これまでの経緯を説明し、納得を得ようとしていた。眼前の観客である支持者はその主張に呼応して歓声を送ってくるが、それがアゼルナ全土に及ばなければ意味がない。
「であるからして私は議長を止めなければならなかった。度重なる再考の懇願は受け入れられず、我らは人間種の風下に立つ恥辱の一歩手前まで行っていたのだ」
拳を固めて前にかざす。
「許しがたい蛮行である。やむなく強硬策を取らねばならなかったが、これは私の本意ではない。本来は支族をまとめる方々の賛意を受けての行動なのが正道。足りない時間に涙を呑んで決断した」
どうしようもなかったのをアピールする。スレイオスに権限がない以上、第三者的に見れば暴走であるかに映ろう。しかし、心底から民族を思っての行動であるのは間違いがない。
「事後承諾になったのは申し訳なく思うが理解してほしい。行動なくして未来はないのだ。我らアゼルナンの本当の未来は!」
強調すべきポイントは外せない。
「決して劣ってなどいない。むしろ勝っているのだ。もし人間種にアゼルナンが劣っているとすれば繁殖力くらいであろう。私はそう確信している」
アゼルナンは優性民族である。それが彼の主張の根幹。それを証明するためなら何でもやるつもりだった。
「戦況が芳しくないのは事実。だが、それはどういうことか? それは人間種が先駆者であるのをよいことに、技術を恣にしているからである」
非難するように腕を振った。
「甘んじてなどいられないと私は思った。だから人間種に混じってでも技術を吸収してきた。その結果がこれだ。圧倒的な戦力を前にしても一年以上も戦えるのが証左である。皆が知るように、この手の中にはゴート遺跡もある。どうして敗戦の辛酸を舐める必要があろうか?」
和平などスレイオスには考えつきもしない結論。もし、あるとすれば管理局側からの申し入れでなくてはならない。アゼルナンの権限を大幅に認めたうえでのそれになる。

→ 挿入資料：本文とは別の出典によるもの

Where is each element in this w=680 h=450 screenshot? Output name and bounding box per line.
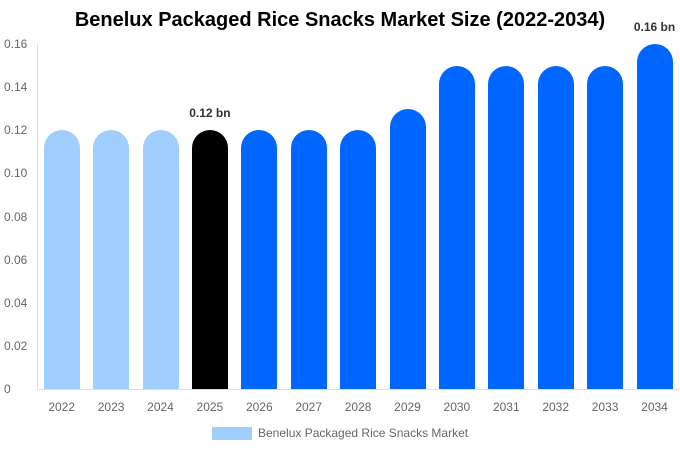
bar-2034: [636, 44, 673, 389]
x-tick-label: 2034: [641, 400, 668, 414]
y-tick-label: 0.14: [4, 80, 28, 95]
bar-2030: [438, 65, 475, 389]
bar-2032: [537, 65, 574, 389]
x-tick-label: 2026: [245, 400, 273, 414]
y-tick-label: 0: [4, 382, 11, 396]
bar-2026: [241, 130, 278, 389]
chart-title: Benelux Packaged Rice Snacks Market Size…: [74, 9, 606, 31]
x-tick-label: 2030: [443, 400, 471, 414]
bar-2024: [142, 130, 179, 389]
bar-2029: [389, 108, 426, 389]
x-axis-line: [37, 389, 680, 390]
bar-2028: [340, 130, 377, 389]
x-tick-label: 2029: [394, 400, 421, 414]
bar-2027: [290, 130, 327, 389]
y-tick-label: 0.06: [4, 252, 28, 267]
legend: Benelux Packaged Rice Snacks Market: [212, 426, 468, 440]
bar-2022: [43, 130, 80, 389]
y-tick-label: 0.04: [4, 295, 28, 310]
data-label-2025: 0.12 bn: [189, 106, 231, 121]
x-tick-label: 2032: [542, 400, 570, 414]
x-tick-label: 2022: [48, 400, 76, 414]
data-label-2034: 0.16 bn: [633, 20, 676, 34]
x-tick-label: 2024: [147, 400, 174, 414]
y-tick-label: 0.16: [4, 37, 28, 51]
bar-2023: [93, 130, 130, 389]
legend-swatch: [212, 426, 252, 440]
x-tick-label: 2028: [344, 400, 372, 414]
x-tick-label: 2023: [97, 400, 125, 414]
bar-2033: [587, 65, 624, 389]
y-tick-label: 0.12: [4, 123, 28, 138]
y-axis-line: [37, 44, 38, 389]
bar-2031: [488, 65, 525, 389]
x-tick-label: 2033: [591, 400, 619, 414]
bar-2025: [191, 130, 228, 389]
x-tick-label: 2031: [492, 400, 520, 414]
y-tick-label: 0.08: [4, 209, 28, 224]
legend-label: Benelux Packaged Rice Snacks Market: [258, 426, 469, 440]
x-tick-label: 2025: [196, 400, 224, 414]
y-tick-label: 0.10: [4, 166, 28, 181]
y-tick-label: 0.02: [4, 338, 28, 353]
x-tick-label: 2027: [295, 400, 323, 414]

「技術さえあれば我らの覇道を阻む者などどこにもいない。それは奇しくも星間平和維持軍が証明してくれているではないか」
敵方を表して天を指す。
「奴らはどうだ? その戦力の中心に同じアゼルナンを置いているではないか。それも野生の本能しか持ちえない者を。裏切り者の先祖返りごときがGPFを支えているのだとすれば、本来の力を持つ我らがどうして敗北などしようものか? 答えは否である。勝利は約束されているのだ」
思い知らせなくてはならない。彼の中ではもうそれが義務だと感じられていた。
「立て、民族の戦士たちよ! 栄えある未来のために今は戦うときである! 子々孫々の繁栄のため、今こそ牙を剥くときなのだ! キュベド アゼルナ!」
「キュベド アゼルナ!」
「キュベド アゼルナ!」
歓呼がこだまする。スレイオスはそれに手を挙げて応えた。
◇ ◇ ◇
スレイオスの演説は意図的に拡散されているので当然エントラルデンでもキャッチしていた。その内容を聞き終えたサムエルは失笑を禁じえない。
「分からないものですね」
理解不能とばかりに手をひらひらさせる。
「自由主義社会にどっぷり浸かって生まれ育ったアゼルナンが民族原理主義に染まりますか。なにが彼をそうさせたんでしょう?」
「だからこそかもしれませんな。意識の底に目に見えない隔絶を抱えていると、享受する豊かささえ施しに感じてしまうのではないでしょうか」
「たしかに」
ウィーブの意見には頷ける部分がある。
「その闇が具現化したのが民族統一派でありハルゼトを歪めていた。そう考えてみれば納得できなくもありません。原理主義勢力がじわじわと政府近くに浸透していき政権を握るにいたったから現状があるのでしょうね」
「おそらくは」
「ですが、こんな演説が民族主義者の糾合に繋がるでしょうか? 根本的な仕組みであった支族会議を無視し強硬姿勢を取った人間に求心力があると考えるのは浅慮としか思えませんが」
やるのならば、もっと時間をかけなければならなかったとサムエルは思う。支族会議あるいは支族長の支持を得て行動しなければ体制が揺らいでしまう。議長という地位にあった者を排して自分が後釜に座ろうというのを許しはしないのではないかと考える。
「彼は民族原理主義に傾倒するあまり、革新的な思想を誰もが理解するものと勘違いしたようです」
人物分析を説く。
「慣習的な政治体制が常となっていた状態に、急進的な思想を投じれば反発があるかもとは考えなかったのでしょうか?」
「保守的なものですな。とかく老人というものは」
「説き伏せるのは無理でしょう。掲げているのは理想論であって実証はこれからというもの。それでは人はなびかない」
懐柔するのには時間を要するだろう。
「理解できないのでしょうな、むしろ異端は自分であることに。こうも民族を思って行動しているのに受け入れられないかと」
「それでも若者はそんな進歩的思想に熱狂しやすい。彼を支持する層も必ずや生まれてしまうのが一番の問題なのかもしれません」
「頭が痛いですな」
ここからは泥沼の戦いになるとサムエルは考えていた。